Why network visibility must be the foundation of Zero Trust architecture
Article by Gigamon A/NZ manager, George Tsoukas.
In May 2021, U.S. Presidential Executive Order 14028 on improving the nation’s cybersecurity was issued, directing federal agencies to transition to a Zero Trust Architecture (ZTA) as they modernise and move to cloud services.
The National Institute of Standards and Technology (NIST) provided guidance on transitioning to a ZTA in Special Publication 800-207 Zero Trust Architecture (SP 800-207).2 In addition, the Office of Management and Budget has released guidance prioritising Zero Trust initiatives.
Although the executive order is specifically for federal agencies, the principles it outlines apply equally well to enterprises and government.
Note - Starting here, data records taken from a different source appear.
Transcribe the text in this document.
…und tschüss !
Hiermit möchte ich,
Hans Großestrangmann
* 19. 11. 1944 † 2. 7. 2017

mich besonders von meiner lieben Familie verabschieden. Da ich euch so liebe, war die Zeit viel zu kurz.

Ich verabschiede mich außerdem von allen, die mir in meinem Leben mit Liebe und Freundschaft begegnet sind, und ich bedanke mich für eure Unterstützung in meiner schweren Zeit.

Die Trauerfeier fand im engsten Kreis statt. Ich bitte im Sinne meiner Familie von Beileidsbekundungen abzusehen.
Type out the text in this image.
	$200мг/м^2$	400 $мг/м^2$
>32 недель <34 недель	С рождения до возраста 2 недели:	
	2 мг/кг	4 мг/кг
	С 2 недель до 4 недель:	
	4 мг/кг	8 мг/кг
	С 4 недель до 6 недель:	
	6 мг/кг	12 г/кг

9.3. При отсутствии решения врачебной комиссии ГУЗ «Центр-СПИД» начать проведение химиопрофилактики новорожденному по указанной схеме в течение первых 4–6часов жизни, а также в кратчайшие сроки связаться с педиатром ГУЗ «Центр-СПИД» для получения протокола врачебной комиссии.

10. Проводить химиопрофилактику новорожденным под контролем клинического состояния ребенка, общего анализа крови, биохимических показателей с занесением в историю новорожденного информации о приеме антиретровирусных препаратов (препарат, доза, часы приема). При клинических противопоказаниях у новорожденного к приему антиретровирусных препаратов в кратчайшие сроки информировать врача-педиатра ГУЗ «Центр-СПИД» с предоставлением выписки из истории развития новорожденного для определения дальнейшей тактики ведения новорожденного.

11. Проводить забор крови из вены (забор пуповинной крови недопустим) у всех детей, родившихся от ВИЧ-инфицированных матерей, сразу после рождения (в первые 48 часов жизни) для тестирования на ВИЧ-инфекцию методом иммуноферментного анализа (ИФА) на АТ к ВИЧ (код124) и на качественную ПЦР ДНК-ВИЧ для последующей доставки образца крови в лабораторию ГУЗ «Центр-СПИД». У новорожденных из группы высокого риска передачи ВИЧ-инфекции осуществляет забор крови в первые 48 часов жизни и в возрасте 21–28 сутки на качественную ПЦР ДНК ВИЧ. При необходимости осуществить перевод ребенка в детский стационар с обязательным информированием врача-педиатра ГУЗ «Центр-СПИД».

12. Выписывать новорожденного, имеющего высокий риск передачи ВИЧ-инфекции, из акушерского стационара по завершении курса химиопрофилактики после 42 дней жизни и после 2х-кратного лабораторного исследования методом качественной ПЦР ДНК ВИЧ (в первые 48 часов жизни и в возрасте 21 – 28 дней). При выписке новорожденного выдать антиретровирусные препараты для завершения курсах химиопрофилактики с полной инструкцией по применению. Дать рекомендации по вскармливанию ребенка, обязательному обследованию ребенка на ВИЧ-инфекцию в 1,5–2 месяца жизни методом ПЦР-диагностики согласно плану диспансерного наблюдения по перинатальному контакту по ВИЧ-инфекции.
One of the most strategic investments any organisation can make to facilitate a successful ZTA implementation is complete, accurate and timely network visibility into all data in motion across the organisation, including data center, cloud and multi-cloud environments.
Visibility into data in motion is an aspect of Zero Trust that falls within the Activity Logs logical component depicted below: Core Zero Trust Logical Components from SP 800-207.
SP 800-207 defines this essential ‘network and system activity logs’ component as follows: “This enterprise system aggregates asset logs, network traffic, resource access actions and other events that provide real-time (or near-real-time) feedback on the security posture of enterprise information systems.”
Many government organisations have also made investments in other areas that can bring value to ZTA approaches, including identity and access management (IAM), endpoint detection and response (EDR), and security information and event management (SIEM) technologies.
However, as organisations evolve towards more mature ZTA implementations, security gaps will remain after the deployment of these technologies. For example, specific nodes such as internet of things (IoT) devices may be incompatible with EDR software, and sophisticated adversaries can manipulate logs from hosts.
A scalable, centralised approach to network visibility mitigates these risks. Moreover, deploying an advanced network visibility platform can further optimise the effectiveness and scalability of ZTA implementations by filtering out noise and duplicate data from the traffic analysed by security tools.
The following are two key reasons why pervasive visibility into all data in motion across the enterprise — including all east-west traffic — is central to ZTA and mitigates risks not otherwise addressed by IAM, EDR, and SIEM implementations. Note that east-west traffic refers to data flows between nodes within a data center and/or cloud service provider (CSP) perimeter.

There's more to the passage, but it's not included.